La critique de l'Affiche

L'avis de
Mordue
J'ai adoré le spectacle présenté par Sedef Ecer l'année dernière au Festival d'Avignon, Paris-Istanbul, dernier appel. J'avais aimé cette manière de convoquer ses souvenirs d'enfances, cette façon de presque ausculter le monde pleine de finesse et de nuances, tendre et lucide, qui raconte sans jamais se voiler la face. Je n'ai pas hésité longtemps pour Trésor National.

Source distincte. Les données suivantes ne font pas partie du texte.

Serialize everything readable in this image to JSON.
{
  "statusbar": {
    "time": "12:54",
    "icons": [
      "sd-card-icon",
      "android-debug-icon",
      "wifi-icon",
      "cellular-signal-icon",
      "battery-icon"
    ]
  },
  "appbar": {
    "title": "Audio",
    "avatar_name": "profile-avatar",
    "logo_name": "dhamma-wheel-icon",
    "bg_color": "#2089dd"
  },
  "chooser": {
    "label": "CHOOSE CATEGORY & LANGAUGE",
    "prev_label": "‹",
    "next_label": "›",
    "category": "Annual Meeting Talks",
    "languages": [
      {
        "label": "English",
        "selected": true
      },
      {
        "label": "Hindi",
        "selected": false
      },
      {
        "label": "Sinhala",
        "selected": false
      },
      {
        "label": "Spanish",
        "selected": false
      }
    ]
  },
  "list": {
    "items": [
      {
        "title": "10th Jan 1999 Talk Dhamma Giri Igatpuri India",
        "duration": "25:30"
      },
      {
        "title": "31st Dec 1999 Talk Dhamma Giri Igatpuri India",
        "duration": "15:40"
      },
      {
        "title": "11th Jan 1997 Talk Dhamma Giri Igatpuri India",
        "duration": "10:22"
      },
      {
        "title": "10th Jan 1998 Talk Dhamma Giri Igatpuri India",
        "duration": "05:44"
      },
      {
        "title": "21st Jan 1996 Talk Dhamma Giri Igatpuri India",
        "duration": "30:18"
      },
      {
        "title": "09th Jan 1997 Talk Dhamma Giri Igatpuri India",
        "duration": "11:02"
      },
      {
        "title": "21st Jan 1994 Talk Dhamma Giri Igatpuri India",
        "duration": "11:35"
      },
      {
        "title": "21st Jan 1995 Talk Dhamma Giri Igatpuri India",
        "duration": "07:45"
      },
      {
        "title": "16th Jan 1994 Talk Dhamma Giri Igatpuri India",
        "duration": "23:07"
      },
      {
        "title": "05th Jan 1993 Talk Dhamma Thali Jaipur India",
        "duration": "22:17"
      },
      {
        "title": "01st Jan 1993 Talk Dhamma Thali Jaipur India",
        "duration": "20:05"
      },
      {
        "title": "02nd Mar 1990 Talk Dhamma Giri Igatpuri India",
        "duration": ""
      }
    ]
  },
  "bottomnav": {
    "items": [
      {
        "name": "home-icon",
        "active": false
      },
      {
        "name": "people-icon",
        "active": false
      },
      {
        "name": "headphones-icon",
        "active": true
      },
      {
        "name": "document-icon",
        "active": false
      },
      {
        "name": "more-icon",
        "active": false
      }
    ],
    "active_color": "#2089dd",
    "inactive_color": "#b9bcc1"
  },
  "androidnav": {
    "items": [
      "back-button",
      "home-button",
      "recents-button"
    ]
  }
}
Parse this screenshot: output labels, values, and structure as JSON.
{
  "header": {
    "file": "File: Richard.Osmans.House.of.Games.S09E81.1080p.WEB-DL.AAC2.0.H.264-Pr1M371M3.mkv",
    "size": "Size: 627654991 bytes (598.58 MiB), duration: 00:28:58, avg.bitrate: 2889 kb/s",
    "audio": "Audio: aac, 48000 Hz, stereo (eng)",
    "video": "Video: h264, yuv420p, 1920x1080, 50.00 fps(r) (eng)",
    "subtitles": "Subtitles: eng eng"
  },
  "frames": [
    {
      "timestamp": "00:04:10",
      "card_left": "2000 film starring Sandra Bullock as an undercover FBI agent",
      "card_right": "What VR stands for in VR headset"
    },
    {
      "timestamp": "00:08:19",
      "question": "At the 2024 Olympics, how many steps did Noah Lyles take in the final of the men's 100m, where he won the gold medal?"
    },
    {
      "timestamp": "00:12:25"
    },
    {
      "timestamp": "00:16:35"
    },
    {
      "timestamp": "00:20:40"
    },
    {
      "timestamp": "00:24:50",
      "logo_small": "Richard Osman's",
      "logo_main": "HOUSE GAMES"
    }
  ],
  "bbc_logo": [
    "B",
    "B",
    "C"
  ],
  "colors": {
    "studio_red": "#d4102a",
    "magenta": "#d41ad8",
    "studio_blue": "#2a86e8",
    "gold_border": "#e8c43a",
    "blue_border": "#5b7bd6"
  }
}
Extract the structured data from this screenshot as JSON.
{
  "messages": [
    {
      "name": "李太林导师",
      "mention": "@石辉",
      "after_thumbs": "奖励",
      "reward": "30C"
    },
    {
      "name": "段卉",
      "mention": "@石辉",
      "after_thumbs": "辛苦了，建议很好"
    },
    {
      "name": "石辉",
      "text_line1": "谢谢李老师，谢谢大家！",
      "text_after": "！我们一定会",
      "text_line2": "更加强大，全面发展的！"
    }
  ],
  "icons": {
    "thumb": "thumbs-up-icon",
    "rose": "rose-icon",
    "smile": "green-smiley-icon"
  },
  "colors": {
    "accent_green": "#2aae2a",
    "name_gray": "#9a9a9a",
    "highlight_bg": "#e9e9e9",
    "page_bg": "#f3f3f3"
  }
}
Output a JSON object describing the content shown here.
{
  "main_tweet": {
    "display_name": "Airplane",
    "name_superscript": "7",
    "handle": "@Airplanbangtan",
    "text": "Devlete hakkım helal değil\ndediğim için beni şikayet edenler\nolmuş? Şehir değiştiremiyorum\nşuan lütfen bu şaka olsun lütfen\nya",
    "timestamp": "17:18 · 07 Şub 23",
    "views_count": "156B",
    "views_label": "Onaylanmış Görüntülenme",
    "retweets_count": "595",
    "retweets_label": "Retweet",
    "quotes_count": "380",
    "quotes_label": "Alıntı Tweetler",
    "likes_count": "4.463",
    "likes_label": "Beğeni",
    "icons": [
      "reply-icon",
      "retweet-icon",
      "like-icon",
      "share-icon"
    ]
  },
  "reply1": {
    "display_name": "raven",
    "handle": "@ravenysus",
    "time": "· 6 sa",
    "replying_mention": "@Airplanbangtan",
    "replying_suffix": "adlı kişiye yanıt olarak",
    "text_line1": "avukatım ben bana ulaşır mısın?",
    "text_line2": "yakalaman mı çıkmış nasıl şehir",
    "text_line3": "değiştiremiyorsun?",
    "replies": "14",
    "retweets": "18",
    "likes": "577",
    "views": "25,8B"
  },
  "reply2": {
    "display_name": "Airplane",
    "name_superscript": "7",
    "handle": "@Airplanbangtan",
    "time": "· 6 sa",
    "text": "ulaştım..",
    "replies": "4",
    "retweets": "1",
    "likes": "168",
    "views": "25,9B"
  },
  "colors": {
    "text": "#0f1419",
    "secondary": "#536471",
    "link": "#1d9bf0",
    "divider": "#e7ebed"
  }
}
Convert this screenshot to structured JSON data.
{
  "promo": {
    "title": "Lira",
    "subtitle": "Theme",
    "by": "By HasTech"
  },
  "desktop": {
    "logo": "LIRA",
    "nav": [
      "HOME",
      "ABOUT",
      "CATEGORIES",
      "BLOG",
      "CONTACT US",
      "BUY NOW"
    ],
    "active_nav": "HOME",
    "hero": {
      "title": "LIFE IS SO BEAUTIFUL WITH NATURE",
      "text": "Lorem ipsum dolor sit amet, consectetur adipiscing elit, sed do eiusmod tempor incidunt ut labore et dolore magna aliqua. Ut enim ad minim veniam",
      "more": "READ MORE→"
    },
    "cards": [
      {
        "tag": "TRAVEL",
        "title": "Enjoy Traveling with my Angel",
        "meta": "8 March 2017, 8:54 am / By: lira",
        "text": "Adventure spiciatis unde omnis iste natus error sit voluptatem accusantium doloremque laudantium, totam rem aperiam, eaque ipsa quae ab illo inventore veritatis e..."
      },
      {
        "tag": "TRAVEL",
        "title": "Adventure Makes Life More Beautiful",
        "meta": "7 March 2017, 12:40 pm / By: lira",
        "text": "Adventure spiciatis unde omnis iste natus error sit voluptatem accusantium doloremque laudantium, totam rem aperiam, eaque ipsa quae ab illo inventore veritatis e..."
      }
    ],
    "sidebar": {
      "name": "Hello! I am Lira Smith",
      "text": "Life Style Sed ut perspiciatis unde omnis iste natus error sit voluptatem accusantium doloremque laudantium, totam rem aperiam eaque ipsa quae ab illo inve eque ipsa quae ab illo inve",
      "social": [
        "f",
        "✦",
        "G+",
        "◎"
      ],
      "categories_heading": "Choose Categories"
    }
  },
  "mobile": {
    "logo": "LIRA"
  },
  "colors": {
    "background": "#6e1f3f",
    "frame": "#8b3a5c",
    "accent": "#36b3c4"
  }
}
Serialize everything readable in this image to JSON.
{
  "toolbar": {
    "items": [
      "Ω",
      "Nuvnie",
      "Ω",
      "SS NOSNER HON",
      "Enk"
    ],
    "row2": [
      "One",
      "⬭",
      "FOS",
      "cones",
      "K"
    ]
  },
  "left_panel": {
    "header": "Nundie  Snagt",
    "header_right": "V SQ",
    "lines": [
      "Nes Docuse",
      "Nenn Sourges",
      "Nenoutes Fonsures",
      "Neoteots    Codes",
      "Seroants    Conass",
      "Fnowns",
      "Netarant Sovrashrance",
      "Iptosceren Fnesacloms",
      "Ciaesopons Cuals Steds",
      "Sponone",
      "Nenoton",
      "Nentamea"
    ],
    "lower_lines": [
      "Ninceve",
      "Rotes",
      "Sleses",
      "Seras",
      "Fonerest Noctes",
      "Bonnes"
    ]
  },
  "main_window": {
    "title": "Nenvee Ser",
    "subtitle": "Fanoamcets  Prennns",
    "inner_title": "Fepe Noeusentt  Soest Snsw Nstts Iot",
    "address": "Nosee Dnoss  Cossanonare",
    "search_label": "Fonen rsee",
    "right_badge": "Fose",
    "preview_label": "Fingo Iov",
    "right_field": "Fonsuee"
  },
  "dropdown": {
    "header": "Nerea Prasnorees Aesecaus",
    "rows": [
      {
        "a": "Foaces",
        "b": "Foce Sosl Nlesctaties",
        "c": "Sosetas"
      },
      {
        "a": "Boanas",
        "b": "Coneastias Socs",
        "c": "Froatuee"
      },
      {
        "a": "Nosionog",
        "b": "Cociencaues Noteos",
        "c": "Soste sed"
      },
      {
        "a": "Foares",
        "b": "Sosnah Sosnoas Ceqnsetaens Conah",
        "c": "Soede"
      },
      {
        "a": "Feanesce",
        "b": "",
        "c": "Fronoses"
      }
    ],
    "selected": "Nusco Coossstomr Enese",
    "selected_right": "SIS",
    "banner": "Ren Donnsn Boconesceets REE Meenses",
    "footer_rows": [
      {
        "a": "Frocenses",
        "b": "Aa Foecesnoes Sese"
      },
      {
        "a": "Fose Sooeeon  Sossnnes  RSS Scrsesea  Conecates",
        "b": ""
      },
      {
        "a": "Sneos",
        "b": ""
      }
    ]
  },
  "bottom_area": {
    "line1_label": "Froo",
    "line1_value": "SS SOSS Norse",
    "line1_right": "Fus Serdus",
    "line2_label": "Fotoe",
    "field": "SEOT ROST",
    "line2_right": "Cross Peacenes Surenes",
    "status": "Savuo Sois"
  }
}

Décidément, l'écriture de Seder Ecer est faite pour moi. J'ai tout de suite retrouvé ce qui m'avait conquise : cette façon bien à elle de mêler le romanesque et le politique, de raconter une époque à travers une femme. Le spectacle rassemble tous les ingrédients d'un grand récit : une histoire d’amour qui fait rêver avec juste ce qu’il faut de remous pour faire battre le cœur, un récit haletant qui garde ses secrets jusqu’au bout, un contexte historique trouble dans lequel on est projeté - et qui irrigue l'histoire sans jamais l'écraser.Le tout porté par une troupe habitée, qui donne vie à des personnages justes, à une époque trouble, et à une atmosphère tout en clair-obscur.
Encore un voyage, me direz-vous. C'est vrai. Mais si on est beaucoup parti en Iran, en Allemagne, ou dans diverses époques en France ces dernières années, c’est plus rare que la Turquie s’impose comme destination. Et quel décor pour la fiction ! Elle n’est pas juste un arrière-plan : elle est une force mouvante, électrique, instable, qui accentue encore les contrastes du spectacle. À la fois élégant et fougueux, à l’image d’Esra, son héroïne. À la fois intime et politique, à l’image de cette Turquie en quête de stabilité. À la fois libre et inconfortable, à l’image de cette histoire d’amour qui sort du cadre.
Sedef Ecer, deuxième rencontre, deuxième évidence. Moi qui suis toujours à la recherche de nouveaux livres à lire, je crois que j’ai trouvé une autrice qui m'accompagnera longtemps.